Los nervios antes de empezar me hicieron decir “Hello!”, al unísono el publico me respondió “Hello!” y risas. Aunque sonó entupido, salio gracioso. Comencé diciendo quien era y hable de Chile, de cómo era mi país, hice una improvisada relación entre los paisajes del Sur y las colinas de Gales. Explique mi breve teoría de porque en Chile hay una larga tradición literaria. Todo no duro más de 2 minutos. Antes de empezar dije:
"I am not sure if I am a poet or if I am an artist. Today I am in particular situation in my life. Neither the red light nor the green light. I sit down in the crossing: the yellow light, the place of the doubts (…)"
Este comentario fue apropósito de una provocación tanto interna como externa. Cuestionar mi posición antes de comenzar a leer en un Festival de Poesía me pareció un aporte. Tengo la impresión que los ingleses detestan la duda: to be or not to be. Es casi una cuestión de mal gusto. Parte de su ironía o no, el comentario causo un murmullo entre risas.
La lectura fue lenta y se escucho con gran silencio. Cada vez que terminaba un poema, uno de mis compañeros de escenario daba un paso adelante y leía pausadamente el poema en ingles. El único que cruzo el escenario hasta donde estaba y leyó con su voz Dylan Thomas fue Bob Kingdom. Al terminar recibimos largos aplausos.
Después de la lectura, comenzó la presentación de CasaGrande. Breve y precisa. Las imágenes hablan por si solas. Sin duda era extraño estar en el minúsculo Berriew hablando de todo esto. Hice una referencia a Valdivia y el Festival de Cine, donde mis hermanos Julio y Joaquín se encontraban en ese momento. Con la pantalla lista me fui a la mesa de sonido a poner la música improvisada. En pocos minutos la oscuridad de la sala y el video hicieron lo suyo: ahí estaban los poemas cayendo, esta vez sobre Gales. Una imagen que cautiva y todavía no me canso de mirar. Cuando termino, Andrew Logan se paro adelante y dio muchas palabras de agradecimiento, con los ojos rojos dijo “This was a really moving presentation”. Se me acerco mucha gente. Los Bombardeos de Poemas tienen un poder que abre la conversación. El tímido Bob Kingdom, estaba muy afectado. Sin decir nada me tomo lo brazos y me hablo del sonido de la poesía en castellano. En general, eso llamo la atención: oír versos en español. Hasta hable con la única profesora de español de Berriew, que tropezada a cada rato para darse a entender.

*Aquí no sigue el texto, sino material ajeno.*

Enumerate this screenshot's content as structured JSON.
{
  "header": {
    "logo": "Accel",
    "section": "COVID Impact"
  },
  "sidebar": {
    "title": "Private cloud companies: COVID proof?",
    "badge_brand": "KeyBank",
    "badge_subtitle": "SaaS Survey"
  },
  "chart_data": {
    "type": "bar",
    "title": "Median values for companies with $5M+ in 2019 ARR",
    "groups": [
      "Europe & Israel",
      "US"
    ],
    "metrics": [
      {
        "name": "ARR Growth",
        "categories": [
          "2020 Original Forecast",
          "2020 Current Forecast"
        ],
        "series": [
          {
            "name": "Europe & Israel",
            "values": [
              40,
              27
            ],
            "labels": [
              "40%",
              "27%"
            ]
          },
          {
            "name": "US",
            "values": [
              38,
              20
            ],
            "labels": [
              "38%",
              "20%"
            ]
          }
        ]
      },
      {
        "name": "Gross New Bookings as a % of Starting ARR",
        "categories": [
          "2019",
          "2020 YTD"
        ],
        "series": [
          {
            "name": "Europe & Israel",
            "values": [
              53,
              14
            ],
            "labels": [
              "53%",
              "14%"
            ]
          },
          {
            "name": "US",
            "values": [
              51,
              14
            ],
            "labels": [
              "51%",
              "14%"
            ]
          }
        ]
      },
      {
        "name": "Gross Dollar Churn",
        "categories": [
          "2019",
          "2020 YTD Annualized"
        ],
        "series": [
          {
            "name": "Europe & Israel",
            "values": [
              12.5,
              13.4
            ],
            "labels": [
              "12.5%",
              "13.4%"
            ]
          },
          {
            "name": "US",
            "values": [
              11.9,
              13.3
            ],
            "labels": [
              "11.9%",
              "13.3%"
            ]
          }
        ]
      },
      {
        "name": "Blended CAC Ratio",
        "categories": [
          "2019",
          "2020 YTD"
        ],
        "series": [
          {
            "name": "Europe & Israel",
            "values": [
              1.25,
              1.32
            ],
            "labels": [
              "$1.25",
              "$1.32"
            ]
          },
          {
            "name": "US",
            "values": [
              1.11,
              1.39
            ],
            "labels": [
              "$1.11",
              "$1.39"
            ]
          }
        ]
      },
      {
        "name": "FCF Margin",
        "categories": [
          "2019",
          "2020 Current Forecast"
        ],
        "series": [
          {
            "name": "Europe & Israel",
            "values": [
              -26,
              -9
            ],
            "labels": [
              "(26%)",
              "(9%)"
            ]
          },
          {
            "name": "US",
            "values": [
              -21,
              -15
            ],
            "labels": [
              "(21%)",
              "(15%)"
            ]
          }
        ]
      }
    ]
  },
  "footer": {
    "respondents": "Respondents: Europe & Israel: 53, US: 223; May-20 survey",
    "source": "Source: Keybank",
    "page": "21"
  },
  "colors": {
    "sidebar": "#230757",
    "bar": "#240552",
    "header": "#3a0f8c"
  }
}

Después de un receso de 10 minutos comenzó el baile. Con una banda en vivo y un locutor, todo el mundo bailo complicadas coreografías de un baile irlandés. Me sume y quede raja a los 20 minutos. Al rato después, con Lady Patricia Stephenson y Miss Ulla Larson nos fuimos al único Pub de Berriew. En el bar un guitarrista en vivo tocaba todo tipo de música inglesa. Fui reprochado por no ser fanático de Bob Dylan. Cantamos una gran variedad de temas de Dylan, me invitaron un par de vodka tónica y una Pint. Mis amigas volvieron a sus años mozos y en poco rato se levantaron de sus asientos y con otras señoras que bordeaban los 70 años, saltaron y hasta lanzaron patadas al aire, cuando el guitarrista toco “Cocaine” de Eric Clapton. Estaba impresionado. Yo pensaba si mi abuela hubiera sido capaz de semejante desplante. Se me acerco otra señora para decirme que en los años 60 había conocido a Salvador Allende en una visita a Londres. Muy sentimental me dijo que escucharlo era iluminador. Lo recordaba como si fuera ayer, que su ingles era muy bueno, etc. En fin, los años 60.
Miss Ulla Larson iba en la quinta cubalibre cuando me confeso que ella sentía que la presentación había estado más que buena y que habíamos plantado una semilla de no se qué, en el alma de los habitantes de Berriew.
Al otro día le tocaba el turno a Bob Kingdom (Dylan Thomas). A mediodía hubo una presentación de cocina: perdiz con tocino y acelgas. Aprendí lo siguiente: today, supermarkets destroy sessions. Yo tenía que regresar a Londres a las 4 de la tarde. Bob Kingdom recitaba desde las 15:15. Nos encontramos en bambalinas y ahí estaba: el mismísimo Dylan Thomas resucitado. Su maquillaje era perfecto: terno azul, humita azul marino con lunares blancos, camisa blanca, zapatillas y el pelo colorin y algo chascón. Cuando salio al escenario me termino de convencer: hablo de memoria, una mezcla de entrevistas radiales y poemas clásicos: Remembers of Childhood have no order and no end…logre captar en su ágil monologo. Faltando 15 minutos para las 4 me avisaron que me esperaban afuera para ir a tomar el tren. Tome mis cosas y partí. Cuando llegue a la puerta de la sala, Dylan Thomas (Bob Kingdom) lanzo un grito: "Somebody is leaving in the middle of this night…good luck, good bye!”. Era su gesto de despedida. Me detuve y alce un brazo, él levanto su mano izquierda.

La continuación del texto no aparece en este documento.